NCLEX-PN
Nclex Practice Questions 2024
1. A 32-year-old female frequently comes to her primary care provider with vague complaints of headache, abdominal pain, and trouble sleeping. In the past, the physician has dutifully prescribed medication, but little else. Which of the following comments by the nurse to the physician is appropriate?
- A. "Often women who are victims of domestic violence suffer vague symptoms such as abdominal pain."?
- B. "Often women become offended if asked about their safety in relationships."?
- C. "It is mandatory that all women be questioned about domestic violence."?
- D. "How would you feel to know that her partner is beating her and you didn't ask?"?
Correct answer: A
Rationale: The correct answer is, "Often women who are victims of domestic violence suffer vague symptoms such as abdominal pain."? There is a well-documented correlation between vague symptoms like abdominal pain and battered woman syndrome. It is crucial for healthcare providers to inquire about potential domestic violence when presented with such symptoms. Choice B is incorrect as studies show that women are not generally offended by appropriately phrased questions about their safety in relationships. While it is not mandatory to question all women about domestic violence, it is advisable to at least ask a screening question regarding safety. Choice D is inappropriate as it uses a shaming tactic, which is not constructive and may create a hostile work environment. It's important for healthcare professionals to approach sensitive topics like domestic violence with empathy and professionalism.
2. In performing a psychosocial assessment, the nurse begins by asking questions that encourage the client to describe problematic behaviors and situations. The next step is to elicit the client's
- A. feelings about what has been described.
- B. thoughts about what has been described.
- C. possible solutions to the problem.
- D. intent in sharing the description.
Correct answer: B
Rationale: In performing a psychosocial assessment, the nurse follows a structured approach, starting with encouraging the client to describe problematic behaviors and situations. The next step is to elicit the client's thoughts about what has been described. This step helps gather more assessment data and understand how the client interprets the situation. Asking about feelings, exploring possible solutions, and understanding the client's intent in sharing the description are more complex processes that come later in the assessment. Therefore, the correct next step after describing behaviors and situations is to inquire about the client's thoughts.

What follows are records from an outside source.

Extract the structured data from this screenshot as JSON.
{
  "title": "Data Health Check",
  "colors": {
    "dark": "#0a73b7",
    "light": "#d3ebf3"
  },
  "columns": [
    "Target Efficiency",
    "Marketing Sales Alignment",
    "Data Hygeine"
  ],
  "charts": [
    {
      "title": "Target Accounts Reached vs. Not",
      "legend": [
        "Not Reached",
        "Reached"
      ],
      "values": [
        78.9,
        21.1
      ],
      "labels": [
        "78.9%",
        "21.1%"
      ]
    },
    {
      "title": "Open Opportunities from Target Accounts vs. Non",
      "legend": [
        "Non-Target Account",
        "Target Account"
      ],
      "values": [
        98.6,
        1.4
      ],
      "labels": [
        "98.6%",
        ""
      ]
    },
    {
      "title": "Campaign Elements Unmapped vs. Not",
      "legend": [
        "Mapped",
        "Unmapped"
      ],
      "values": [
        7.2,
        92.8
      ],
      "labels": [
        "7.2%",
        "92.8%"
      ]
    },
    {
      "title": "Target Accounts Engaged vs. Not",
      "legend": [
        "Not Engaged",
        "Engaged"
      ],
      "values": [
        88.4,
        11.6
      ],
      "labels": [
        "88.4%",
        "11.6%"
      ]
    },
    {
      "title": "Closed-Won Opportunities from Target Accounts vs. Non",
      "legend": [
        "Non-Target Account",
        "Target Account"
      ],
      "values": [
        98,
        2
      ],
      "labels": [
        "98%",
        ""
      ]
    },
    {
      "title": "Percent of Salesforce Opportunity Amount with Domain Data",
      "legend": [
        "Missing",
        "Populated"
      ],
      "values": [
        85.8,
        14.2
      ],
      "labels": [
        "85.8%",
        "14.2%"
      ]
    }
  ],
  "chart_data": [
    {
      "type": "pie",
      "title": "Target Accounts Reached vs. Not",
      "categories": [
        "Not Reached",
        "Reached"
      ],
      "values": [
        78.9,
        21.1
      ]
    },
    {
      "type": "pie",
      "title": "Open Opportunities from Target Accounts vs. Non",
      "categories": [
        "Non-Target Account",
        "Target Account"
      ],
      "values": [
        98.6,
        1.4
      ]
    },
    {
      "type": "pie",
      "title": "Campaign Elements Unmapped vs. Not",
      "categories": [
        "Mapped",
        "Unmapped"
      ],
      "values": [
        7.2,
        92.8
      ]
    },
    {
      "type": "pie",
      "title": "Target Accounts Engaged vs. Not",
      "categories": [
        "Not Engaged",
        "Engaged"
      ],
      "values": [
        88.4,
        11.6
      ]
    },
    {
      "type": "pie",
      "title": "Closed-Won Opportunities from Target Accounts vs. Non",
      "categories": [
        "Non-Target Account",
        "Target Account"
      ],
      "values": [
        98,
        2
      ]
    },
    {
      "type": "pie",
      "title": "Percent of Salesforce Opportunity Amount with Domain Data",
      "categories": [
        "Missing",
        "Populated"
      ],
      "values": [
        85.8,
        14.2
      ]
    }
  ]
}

3. A nurse notes that an elderly client suddenly does not keep appointments and is not wearing appropriate clothing. Which statement by the client raises the suspicion of financial abuse?
- A. "I am having difficulty paying for this new antibiotic the physician prescribed."?
- B. "I am a little short on cash since my daughter moved in to help me."?
- C. "I have not felt like shopping since the weather has gotten worse."?
- D. "People do not realize how difficult it is to make ends meet on a fixed income."?
Correct answer: B
Rationale: The correct answer is B: "I am a little short on cash since my daughter moved in to help me."? This statement raises suspicion of financial abuse as it suggests a recent change in financial circumstances after the daughter moved in. Financial abuse in elderly clients can be indicated by sudden unexplained financial deficits or changes, such as difficulty paying for necessities despite previously being able to do so. Choices A, C, and D do not directly imply a recent financial change due to external factors, making them less indicative of potential financial abuse. Option B is the most concerning statement that warrants further investigation into possible financial exploitation.
4. When assessing a client for risk of hyperphosphatemia, which piece of information is most important for the nurse to obtain?
- A. A history of radiation treatment in the neck region
- B. A history of recent orthopedic surgery
- C. A history of minimal physical activity
- D. A history of the client's food intake
Correct answer: A
Rationale: The correct answer is a history of radiation treatment in the neck region. Previous radiation to the neck may have damaged the parathyroid glands, which are crucial for calcium and phosphorus regulation. This damage can lead to disruptions in phosphorus levels, increasing the risk of hyperphosphatemia. Choices B, C, and D are not as directly related to phosphorus regulation. Orthopedic surgery, minimal physical activity, and food intake are more closely associated with calcium levels rather than phosphorus regulation. Therefore, it is essential for the nurse to focus on obtaining information about a history of radiation treatment in the neck region when assessing the risk of hyperphosphatemia in a client.
5. The nurse is caring for a client with a malignancy. The classification of the primary tumor is Tis. The nurse should plan care for a tumor:
- A. That can be assessed
- B. That is in situ
- C. With increasing lymph node involvement
- D. With distant metastasis
Correct answer: B
Rationale: The correct answer is B: 'That is in situ.' Cancer in situ means that the cancer is still localized to the primary site. Cancer is graded in terms of tumor, grade, node involvement, and metastasis. Answer A is incorrect because Tis indicates a tumor that is in situ and can be assessed. Answer C is incorrect because T indicates tumor, not node involvement. Answer D is incorrect because a tumor that is in situ is not metastasized.